Leurs recommandations mettent l'accent sur la participation précoce du public, la priorisation des zones artificielles et à double usage pour les énergies renouvelables, la prise en compte des lacunes spécifiques à chaque pays et la promotion de la coordination entre les cadres de planification nationaux, régionaux et locaux.

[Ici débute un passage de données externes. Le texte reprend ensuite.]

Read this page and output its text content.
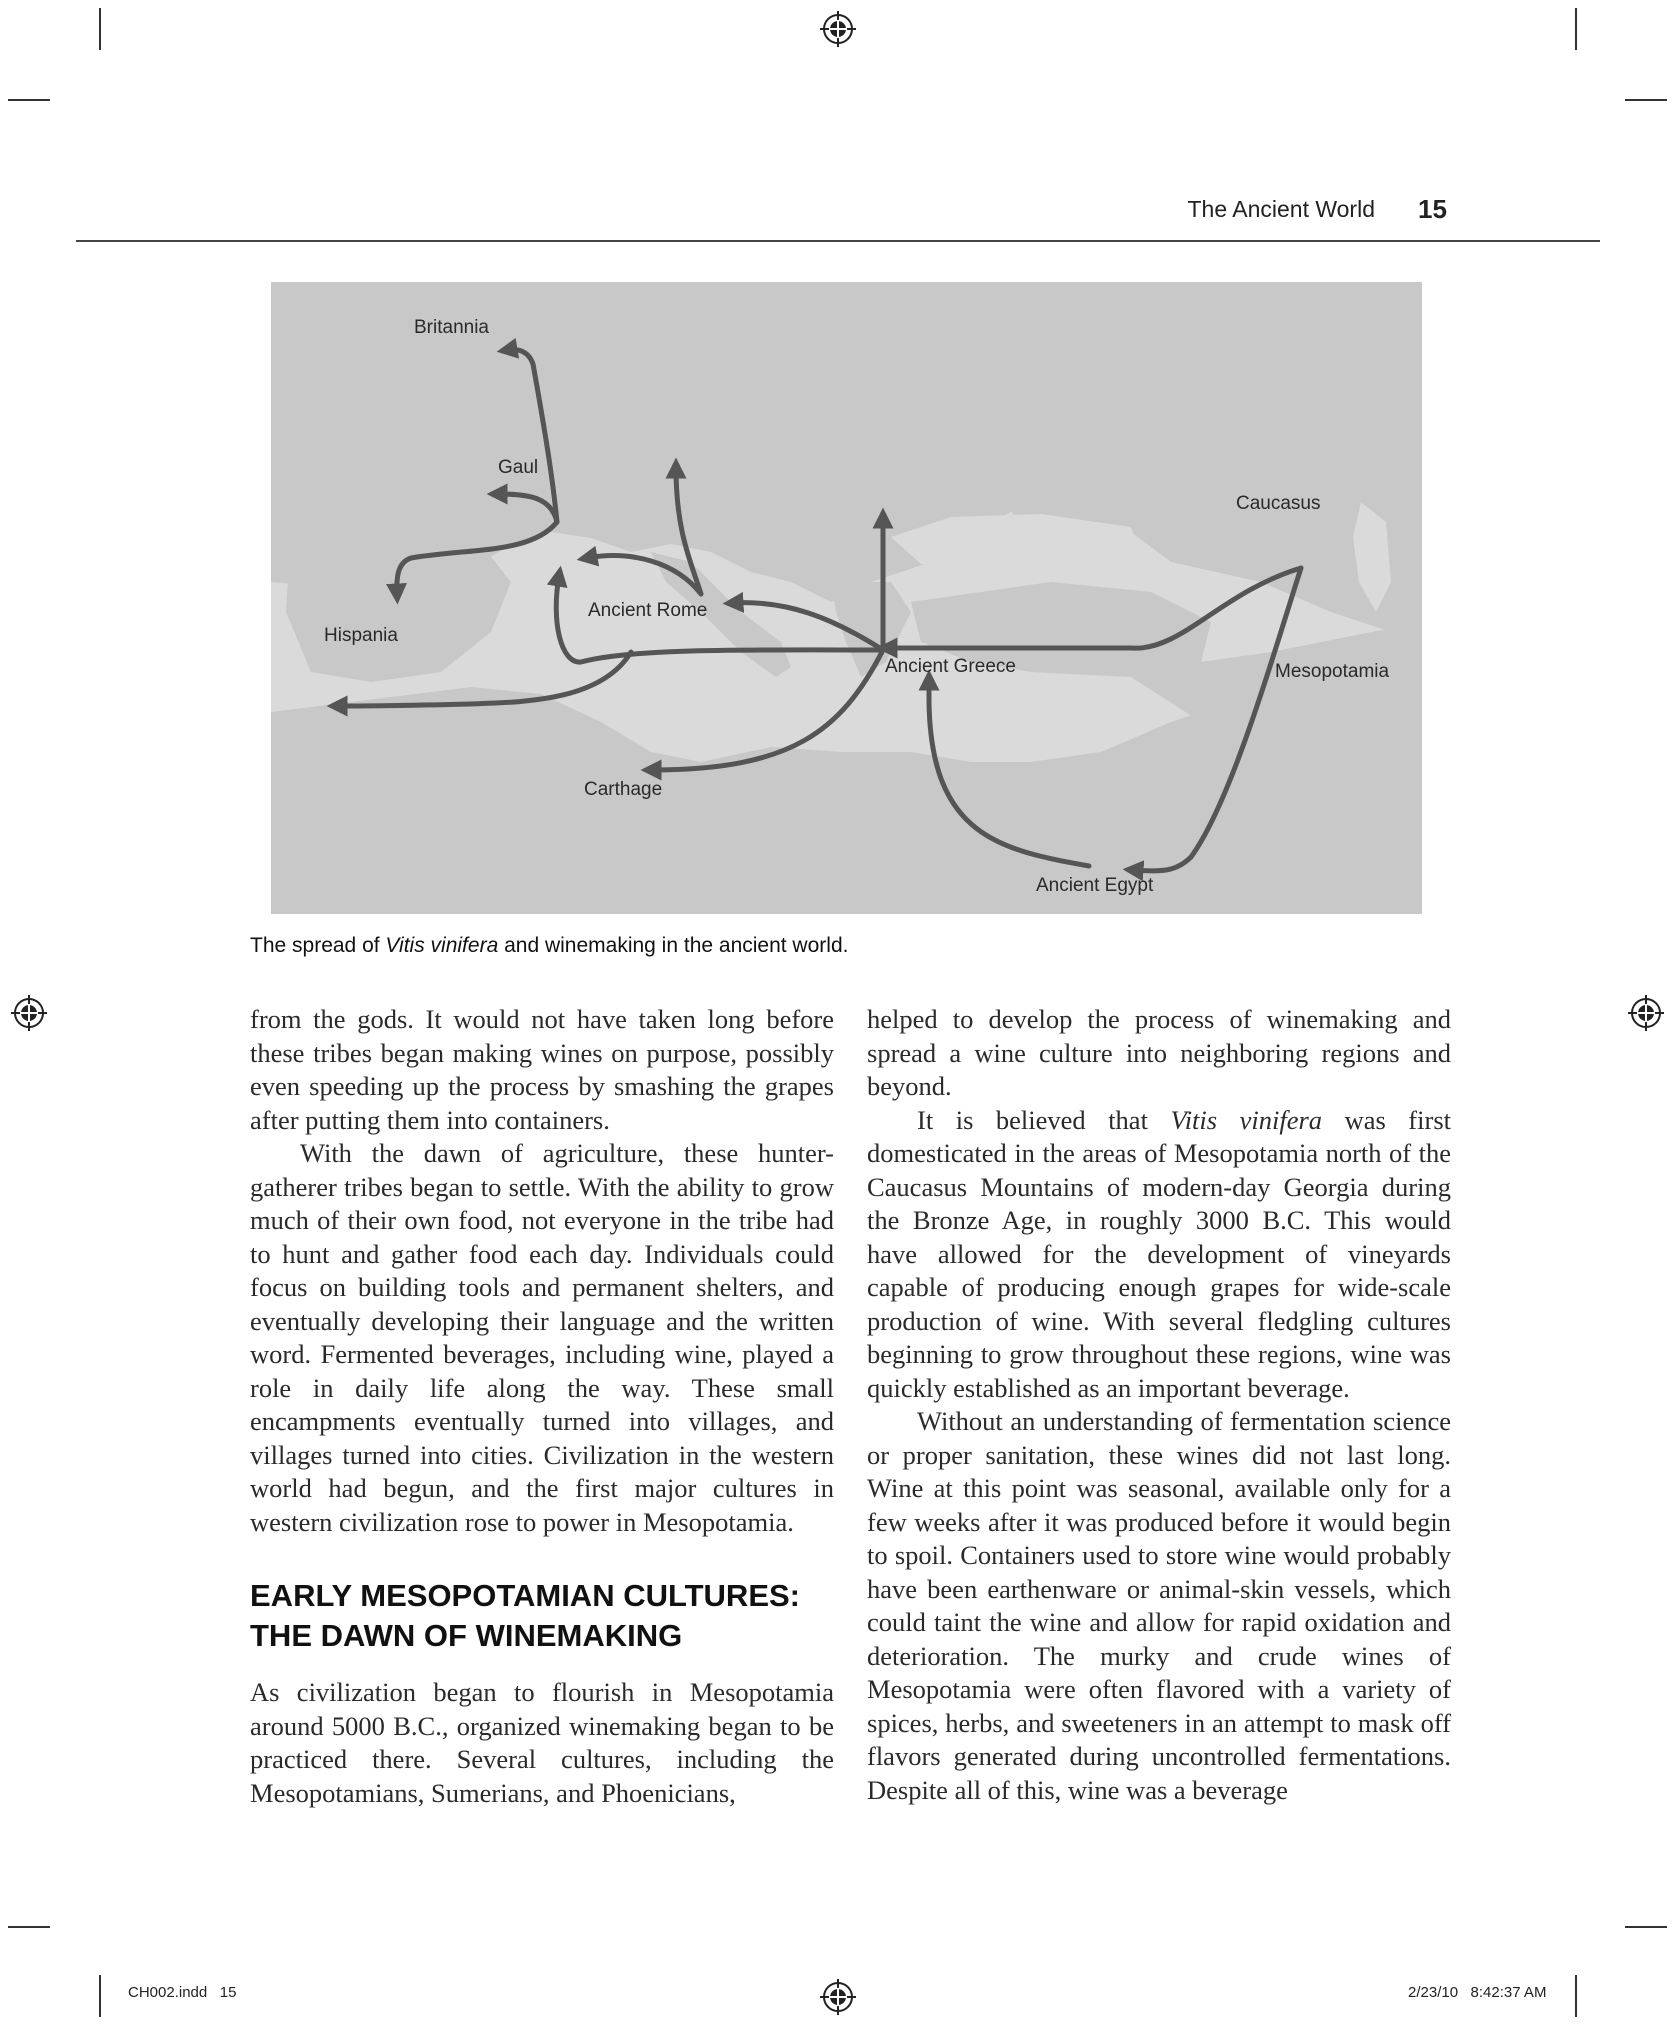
The Ancient World 15
Britannia
Gaul
Hispania
Ancient Rome
Ancient Greece
Caucasus
Mesopotamia
Carthage
Ancient Egypt
The spread of Vitis vinifera and winemaking in the ancient world.

from the gods. It would not have taken long before these tribes began making wines on purpose, possibly even speeding up the process by smashing the grapes after putting them into containers.

With the dawn of agriculture, these hunter-gatherer tribes began to settle. With the ability to grow much of their own food, not everyone in the tribe had to hunt and gather food each day. Individuals could focus on building tools and permanent shelters, and eventually developing their language and the written word. Fermented beverages, including wine, played a role in daily life along the way. These small encampments eventually turned into villages, and villages turned into cities. Civilization in the western world had begun, and the first major cultures in western civilization rose to power in Mesopotamia.

EARLY MESOPOTAMIAN CULTURES:
THE DAWN OF WINEMAKING

As civilization began to flourish in Mesopotamia around 5000 B.C., organized winemaking began to be practiced there. Several cultures, including the Mesopotamians, Sumerians, and Phoenicians,

helped to develop the process of winemaking and spread a wine culture into neighboring regions and beyond.

It is believed that Vitis vinifera was first domesticated in the areas of Mesopotamia north of the Caucasus Mountains of modern-day Georgia during the Bronze Age, in roughly 3000 B.C. This would have allowed for the development of vineyards capable of producing enough grapes for wide-scale production of wine. With several fledgling cultures beginning to grow throughout these regions, wine was quickly established as an important beverage.

Without an understanding of fermentation science or proper sanitation, these wines did not last long. Wine at this point was seasonal, available only for a few weeks after it was produced before it would begin to spoil. Containers used to store wine would probably have been earthenware or animal-skin vessels, which could taint the wine and allow for rapid oxidation and deterioration. The murky and crude wines of Mesopotamia were often flavored with a variety of spices, herbs, and sweeteners in an attempt to mask off flavors generated during uncontrolled fermentations. Despite all of this, wine was a beverage

CH002.indd   15	2/23/10   8:42:37 AM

L'analyse, qui porte sur six pays (l'Estonie, l'Allemagne, la Grèce, l'Espagne, la Pologne et le Portugal), révèle que la plupart des pays sont mal préparés en ce qui concerne la désignation des ZAR et la cartographie de la sensibilité (‘sensitivity mapping’) pour le déploiement des sources d’énergie renouvelable, sauf le Portugal, en tête pour la cartographie des zones d'accélération des énergies renouvelables malgré les difficultés administratives et le manque de participation du public.
L’Estonie et l'Allemagne excellent, quant à elles, en matière de participation publique inclusive dans leurs processus d'aménagement du territoire.